Como amo as palavras, adoro vê-las nascer e sofro quando morrem. Tenho esta nostalgia
de mundos. Mas sofro menos pelas que foram aposentadas porque perderam sentido — e
mais pelas invisíveis. Arrisco dizer que há um número maior de palavras invisíveis do que de
palavras arcaicas. No esforço de simplificar a linguagem para que o leitor possa compreender
o texto, por exemplo, abandonamos uma população de palavras mais intrincadas. Como
todas as escolhas, esta também não ficou impune. Simplificar, neste caso, pode ter
significado reduzir. E, junto com o número de palavras, também nós nos apequenamos.

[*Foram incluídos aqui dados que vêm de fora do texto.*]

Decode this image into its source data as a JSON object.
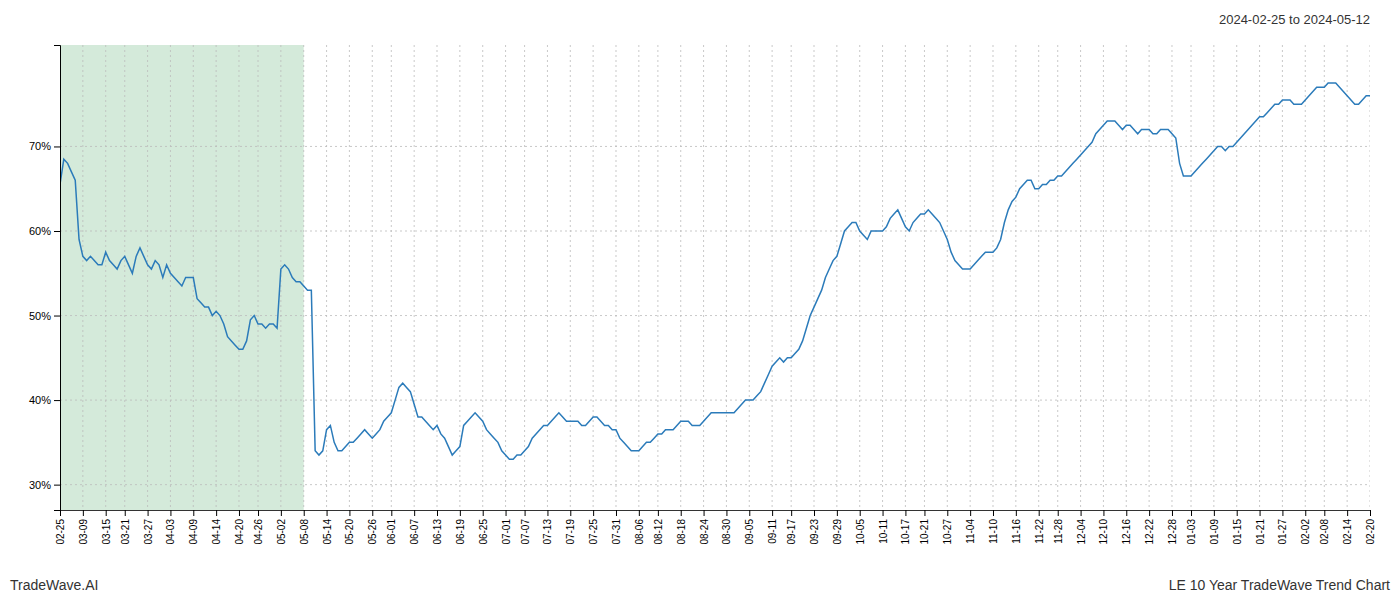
{
  "chart_data": {
    "type": "line",
    "title": "2024-02-25 to 2024-05-12",
    "annotations": [
      "TradeWave.AI",
      "LE 10 Year TradeWave Trend Chart"
    ],
    "color": "#2b7bba",
    "grid": true,
    "shaded_region": {
      "from": "02-25",
      "to": "05-08",
      "color": "#d4eada"
    },
    "ylim": [
      0.27,
      0.82
    ],
    "yticks": [
      {
        "value": 0.3,
        "label": "30%"
      },
      {
        "value": 0.4,
        "label": "40%"
      },
      {
        "value": 0.5,
        "label": "50%"
      },
      {
        "value": 0.6,
        "label": "60%"
      },
      {
        "value": 0.7,
        "label": "70%"
      }
    ],
    "categories": [
      "02-25",
      null,
      null,
      null,
      null,
      null,
      "03-09",
      null,
      null,
      null,
      null,
      null,
      "03-15",
      null,
      null,
      null,
      null,
      "03-21",
      null,
      null,
      null,
      null,
      null,
      "03-27",
      null,
      null,
      null,
      null,
      null,
      "04-03",
      null,
      null,
      null,
      null,
      null,
      "04-09",
      null,
      null,
      null,
      null,
      null,
      "04-14",
      null,
      null,
      null,
      null,
      null,
      "04-20",
      null,
      null,
      null,
      null,
      "04-26",
      null,
      null,
      null,
      null,
      null,
      "05-02",
      null,
      null,
      null,
      null,
      null,
      "05-08",
      null,
      null,
      null,
      null,
      null,
      "05-14",
      null,
      null,
      null,
      null,
      null,
      "05-20",
      null,
      null,
      null,
      null,
      null,
      "05-26",
      null,
      null,
      null,
      null,
      "06-01",
      null,
      null,
      null,
      null,
      null,
      "06-07",
      null,
      null,
      null,
      null,
      null,
      "06-13",
      null,
      null,
      null,
      null,
      null,
      "06-19",
      null,
      null,
      null,
      null,
      null,
      "06-25",
      null,
      null,
      null,
      null,
      null,
      "07-01",
      null,
      null,
      null,
      null,
      "07-07",
      null,
      null,
      null,
      null,
      null,
      "07-13",
      null,
      null,
      null,
      null,
      null,
      "07-19",
      null,
      null,
      null,
      null,
      null,
      "07-25",
      null,
      null,
      null,
      null,
      null,
      "07-31",
      null,
      null,
      null,
      null,
      null,
      "08-06",
      null,
      null,
      null,
      null,
      "08-12",
      null,
      null,
      null,
      null,
      null,
      "08-18",
      null,
      null,
      null,
      null,
      null,
      "08-24",
      null,
      null,
      null,
      null,
      null,
      "08-30",
      null,
      null,
      null,
      null,
      null,
      "09-05",
      null,
      null,
      null,
      null,
      null,
      "09-11",
      null,
      null,
      null,
      null,
      "09-17",
      null,
      null,
      null,
      null,
      null,
      "09-23",
      null,
      null,
      null,
      null,
      null,
      "09-29",
      null,
      null,
      null,
      null,
      null,
      "10-05",
      null,
      null,
      null,
      null,
      null,
      "10-11",
      null,
      null,
      null,
      null,
      null,
      "10-17",
      null,
      null,
      null,
      null,
      "10-21",
      null,
      null,
      null,
      null,
      null,
      "10-27",
      null,
      null,
      null,
      null,
      null,
      "11-04",
      null,
      null,
      null,
      null,
      null,
      "11-10",
      null,
      null,
      null,
      null,
      null,
      "11-16",
      null,
      null,
      null,
      null,
      null,
      "11-22",
      null,
      null,
      null,
      null,
      "11-28",
      null,
      null,
      null,
      null,
      null,
      "12-04",
      null,
      null,
      null,
      null,
      null,
      "12-10",
      null,
      null,
      null,
      null,
      null,
      "12-16",
      null,
      null,
      null,
      null,
      null,
      "12-22",
      null,
      null,
      null,
      null,
      null,
      "12-28",
      null,
      null,
      null,
      null,
      "01-03",
      null,
      null,
      null,
      null,
      null,
      "01-09",
      null,
      null,
      null,
      null,
      null,
      "01-15",
      null,
      null,
      null,
      null,
      null,
      "01-21",
      null,
      null,
      null,
      null,
      null,
      "01-27",
      null,
      null,
      null,
      null,
      null,
      "02-02",
      null,
      null,
      null,
      null,
      "02-08",
      null,
      null,
      null,
      null,
      null,
      "02-14",
      null,
      null,
      null,
      null,
      null,
      "02-20"
    ],
    "values": [
      0.655,
      0.685,
      0.68,
      0.67,
      0.66,
      0.59,
      0.57,
      0.565,
      0.57,
      0.565,
      0.56,
      0.56,
      0.575,
      0.565,
      0.56,
      0.555,
      0.565,
      0.57,
      0.56,
      0.55,
      0.57,
      0.58,
      0.57,
      0.56,
      0.555,
      0.565,
      0.56,
      0.545,
      0.56,
      0.55,
      0.545,
      0.54,
      0.535,
      0.545,
      0.545,
      0.545,
      0.52,
      0.515,
      0.51,
      0.51,
      0.5,
      0.505,
      0.5,
      0.49,
      0.475,
      0.47,
      0.465,
      0.46,
      0.46,
      0.47,
      0.495,
      0.5,
      0.49,
      0.49,
      0.485,
      0.49,
      0.49,
      0.485,
      0.555,
      0.56,
      0.555,
      0.545,
      0.54,
      0.54,
      0.535,
      0.53,
      0.53,
      0.34,
      0.335,
      0.34,
      0.365,
      0.37,
      0.35,
      0.34,
      0.34,
      0.345,
      0.35,
      0.35,
      0.355,
      0.36,
      0.365,
      0.36,
      0.355,
      0.36,
      0.365,
      0.375,
      0.38,
      0.385,
      0.4,
      0.415,
      0.42,
      0.415,
      0.41,
      0.395,
      0.38,
      0.38,
      0.375,
      0.37,
      0.365,
      0.37,
      0.36,
      0.355,
      0.345,
      0.335,
      0.34,
      0.345,
      0.37,
      0.375,
      0.38,
      0.385,
      0.38,
      0.375,
      0.365,
      0.36,
      0.355,
      0.35,
      0.34,
      0.335,
      0.33,
      0.33,
      0.335,
      0.335,
      0.34,
      0.345,
      0.355,
      0.36,
      0.365,
      0.37,
      0.37,
      0.375,
      0.38,
      0.385,
      0.38,
      0.375,
      0.375,
      0.375,
      0.375,
      0.37,
      0.37,
      0.375,
      0.38,
      0.38,
      0.375,
      0.37,
      0.37,
      0.365,
      0.365,
      0.355,
      0.35,
      0.345,
      0.34,
      0.34,
      0.34,
      0.345,
      0.35,
      0.35,
      0.355,
      0.36,
      0.36,
      0.365,
      0.365,
      0.365,
      0.37,
      0.375,
      0.375,
      0.375,
      0.37,
      0.37,
      0.37,
      0.375,
      0.38,
      0.385,
      0.385,
      0.385,
      0.385,
      0.385,
      0.385,
      0.385,
      0.39,
      0.395,
      0.4,
      0.4,
      0.4,
      0.405,
      0.41,
      0.42,
      0.43,
      0.44,
      0.445,
      0.45,
      0.445,
      0.45,
      0.45,
      0.455,
      0.46,
      0.47,
      0.485,
      0.5,
      0.51,
      0.52,
      0.53,
      0.545,
      0.555,
      0.565,
      0.57,
      0.585,
      0.6,
      0.605,
      0.61,
      0.61,
      0.6,
      0.595,
      0.59,
      0.6,
      0.6,
      0.6,
      0.6,
      0.605,
      0.615,
      0.62,
      0.625,
      0.615,
      0.605,
      0.6,
      0.61,
      0.615,
      0.62,
      0.62,
      0.625,
      0.62,
      0.615,
      0.61,
      0.6,
      0.59,
      0.575,
      0.565,
      0.56,
      0.555,
      0.555,
      0.555,
      0.56,
      0.565,
      0.57,
      0.575,
      0.575,
      0.575,
      0.58,
      0.59,
      0.61,
      0.625,
      0.635,
      0.64,
      0.65,
      0.655,
      0.66,
      0.66,
      0.65,
      0.65,
      0.655,
      0.655,
      0.66,
      0.66,
      0.665,
      0.665,
      0.67,
      0.675,
      0.68,
      0.685,
      0.69,
      0.695,
      0.7,
      0.705,
      0.715,
      0.72,
      0.725,
      0.73,
      0.73,
      0.73,
      0.725,
      0.72,
      0.725,
      0.725,
      0.72,
      0.715,
      0.72,
      0.72,
      0.72,
      0.715,
      0.715,
      0.72,
      0.72,
      0.72,
      0.715,
      0.71,
      0.68,
      0.665,
      0.665,
      0.665,
      0.67,
      0.675,
      0.68,
      0.685,
      0.69,
      0.695,
      0.7,
      0.7,
      0.695,
      0.7,
      0.7,
      0.705,
      0.71,
      0.715,
      0.72,
      0.725,
      0.73,
      0.735,
      0.735,
      0.74,
      0.745,
      0.75,
      0.75,
      0.755,
      0.755,
      0.755,
      0.75,
      0.75,
      0.75,
      0.755,
      0.76,
      0.765,
      0.77,
      0.77,
      0.77,
      0.775,
      0.775,
      0.775,
      0.77,
      0.765,
      0.76,
      0.755,
      0.75,
      0.75,
      0.755,
      0.76,
      0.76
    ]
  }
}
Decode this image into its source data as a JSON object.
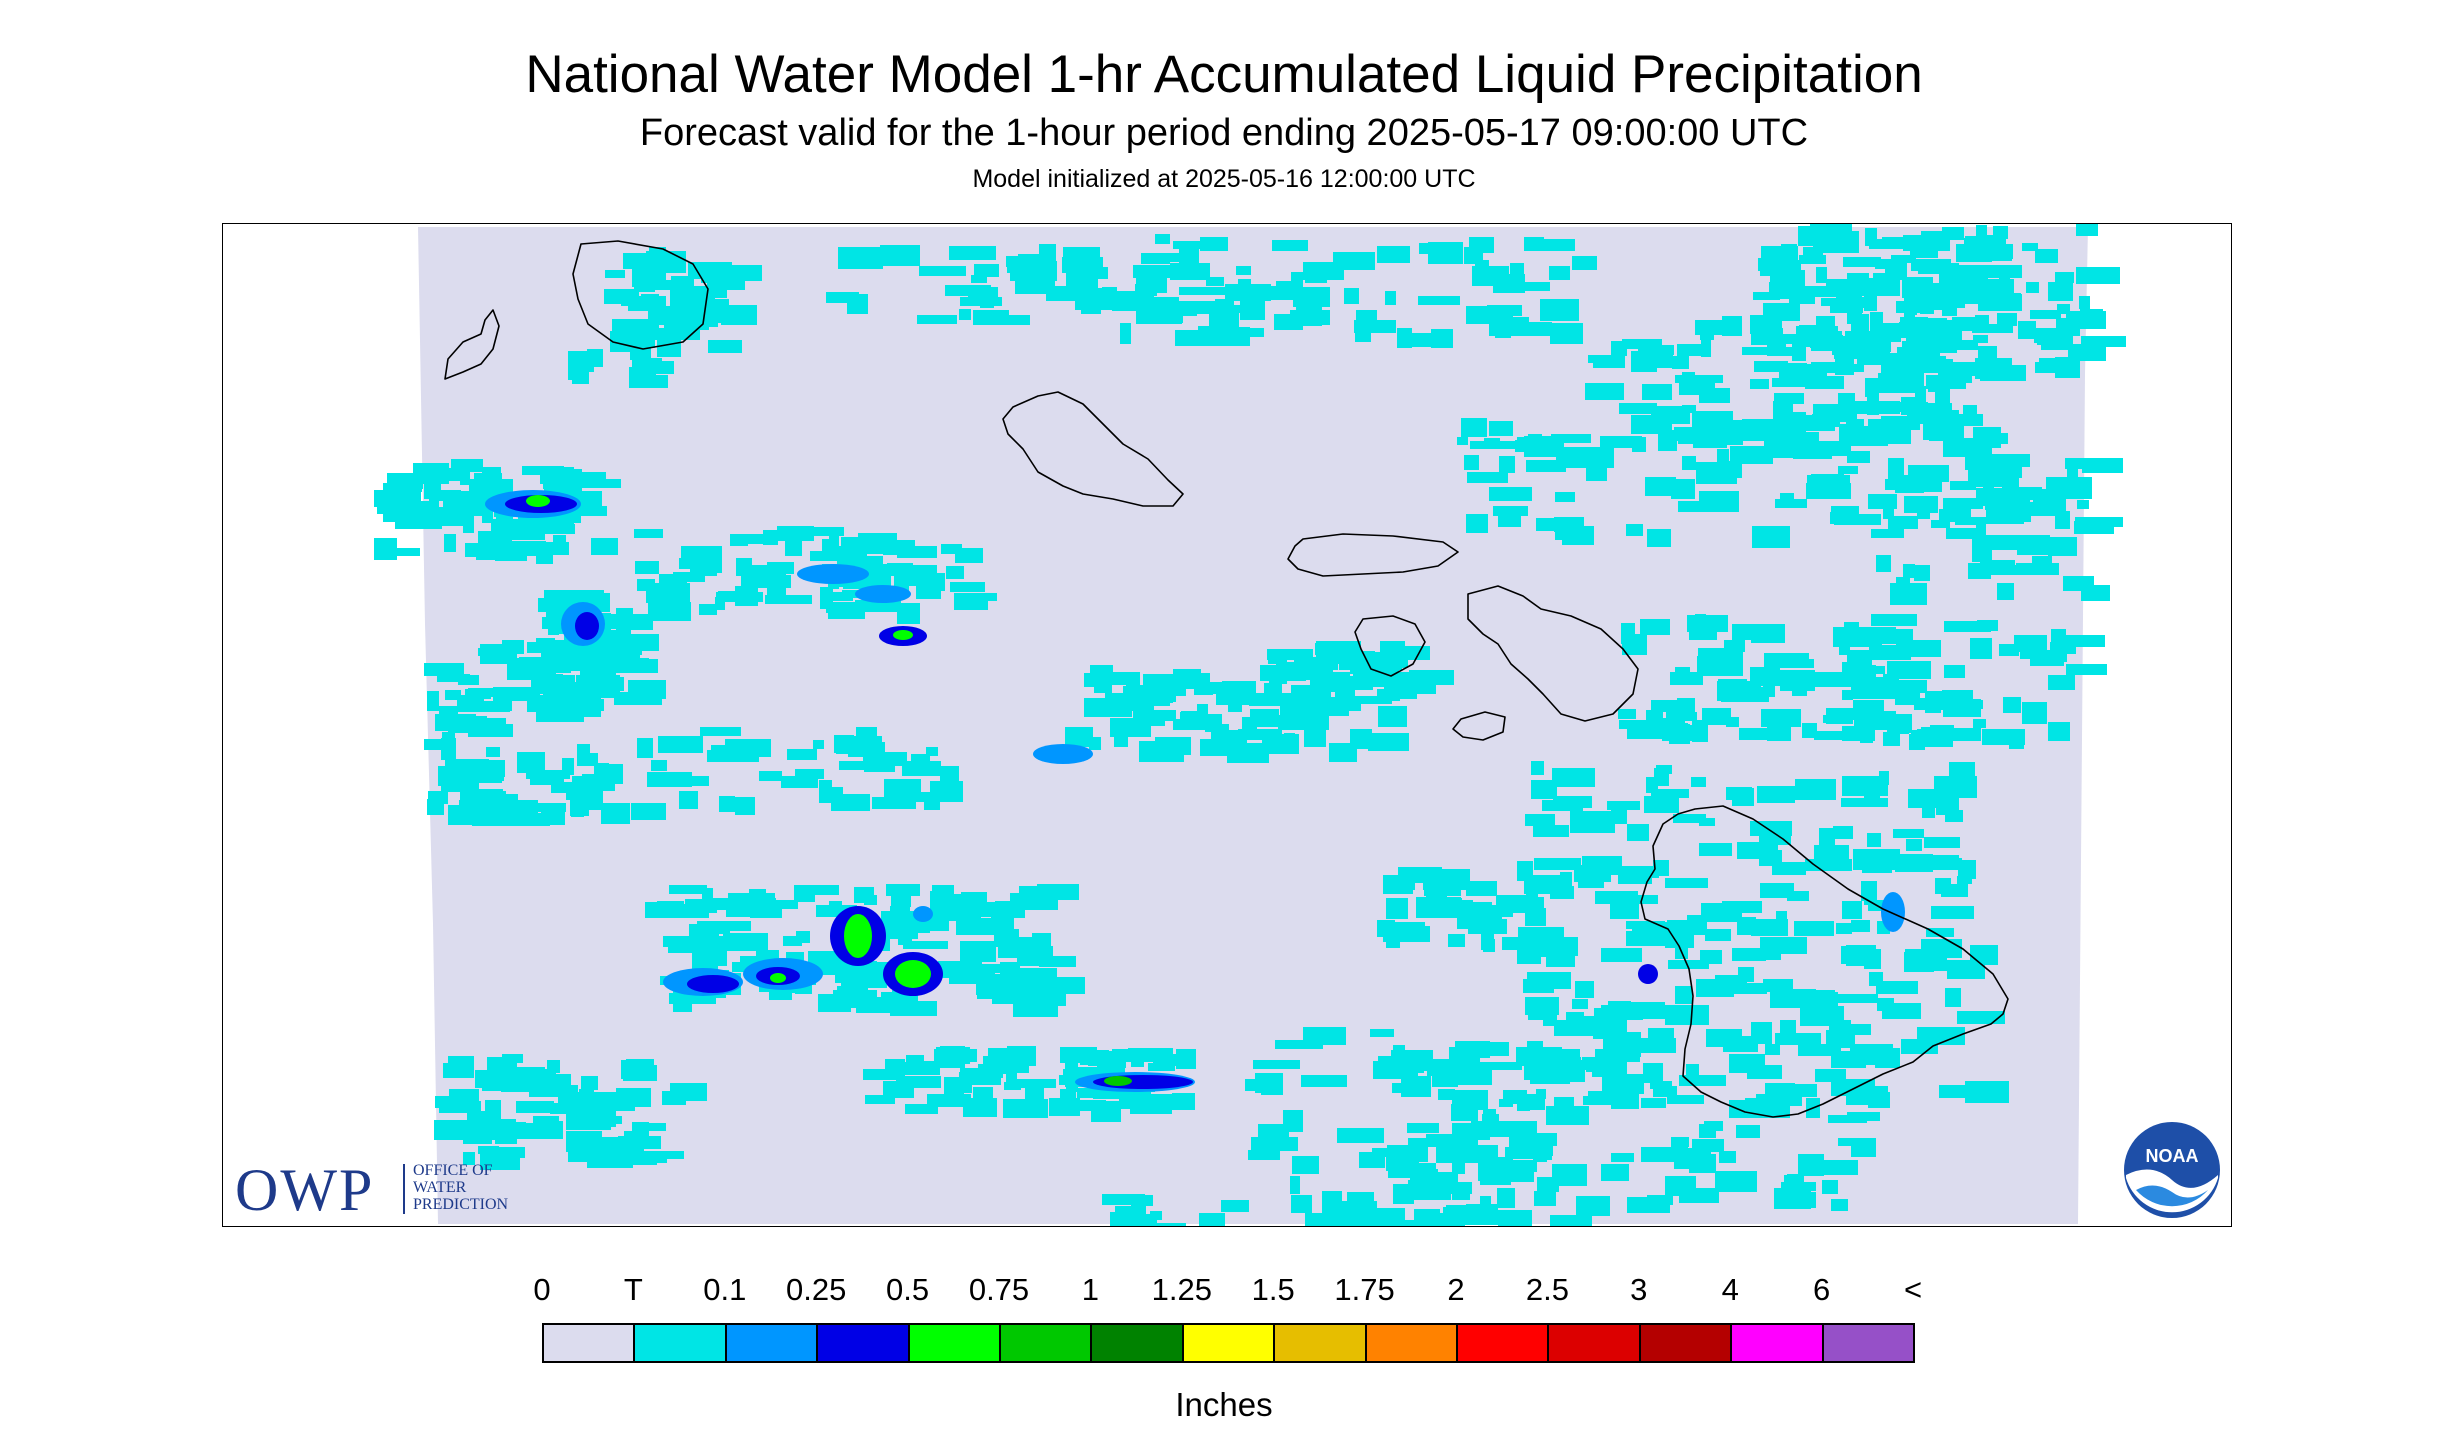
{
  "title": "National Water Model 1-hr Accumulated Liquid Precipitation",
  "subtitle": "Forecast valid for the 1-hour period ending 2025-05-17 09:00:00 UTC",
  "init_text": "Model initialized at 2025-05-16 12:00:00 UTC",
  "owp_logo": {
    "letters": "OWP",
    "lines": [
      "OFFICE OF",
      "WATER",
      "PREDICTION"
    ],
    "color": "#1e3a8a"
  },
  "noaa_logo": {
    "text": "NOAA",
    "icon": "noaa-logo-icon"
  },
  "legend": {
    "unit": "Inches",
    "tick_labels": [
      "0",
      "T",
      "0.1",
      "0.25",
      "0.5",
      "0.75",
      "1",
      "1.25",
      "1.5",
      "1.75",
      "2",
      "2.5",
      "3",
      "4",
      "6",
      "<"
    ],
    "colors": [
      "#dcdcee",
      "#00e5e5",
      "#0096ff",
      "#0000e6",
      "#00ff00",
      "#00c800",
      "#008200",
      "#ffff00",
      "#e6be00",
      "#ff8200",
      "#ff0000",
      "#dc0000",
      "#b40000",
      "#ff00ff",
      "#9650c8"
    ]
  },
  "map": {
    "background_color": "#dcdcee",
    "coastline_color": "#000000",
    "islands": [
      "Kauai",
      "Niihau",
      "Oahu",
      "Molokai",
      "Lanai",
      "Maui",
      "Kahoolawe",
      "Hawaii"
    ]
  }
}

O vocabulário também nos confina. Quando é limitado, é nosso mundo que se torna
emparedado. Tente se imaginar sem palavras. Ou melhor: tente ser sem palavras. É
impossível. Pensamos, sentimos, amamos, desejamos, brigamos, sonhamos, existimos —
com palavras. Sempre com palavras. Onde estamos? Não em São Paulo, Porto Alegre, Rio,
Brasília, Macapá, Recife, Paris, Miami, Pindamonhangaba ou Anta Gorda. Estamos nas
palavras. Habitamos as palavras. Somos palavras. Quando estamos e somos nas mesmas
poucas palavras, somos e estamos menos. É como ter a chance de viajar pelas galáxias e
preferir se fechar numa quitinete.
Em minhas andanças de repórter pelos muitos Brasis, entrei em contato com algumas
construções de linguagem e invenções de palavras que ampliaram minha capacidade de
perceber a realidade. Vinham de analfabetos que faziam literatura pela boca. Como os
Raimundos da Terra do Meio, no Pará, ou os habitantes dos muitos sertões do Nordeste. Ou
as “pegadoras de meninos” da floresta amazônica, no Amapá, que enquanto aparavam
bebês pariam palavras. Como Nazira Narciso, ao me explicar que fez o parto da neta porque
a parteira mais experiente havia se recusado por ser “barriga particular”. Ahn? “Não tem
marido”, cochichou ela. Ou a caripuna Dorica, de 96 anos, me explicando o ofício: “Parteira
não tem escolha, é chamada nas horas mortas da noite para povoar o mundo”.
Todos “cegos das letras”, como diziam, mas donos de um vocabulário tão rico como a vida.
Recriavam-se nas palavras como os grandes inventores da língua escrita, autores do cânone
como Guimarães Rosa e Manoel de Barros. Porque o vocabulário é pobre quando a vida é
pobre. Não materialmente, mas de experiências.
Não dá para saber o que veio antes, se a vida ou a palavra. Vivemos com um vocabulário
medíocre porque a vida é medíocre? Ou a vida é medíocre porque o vocabulário é medíocre?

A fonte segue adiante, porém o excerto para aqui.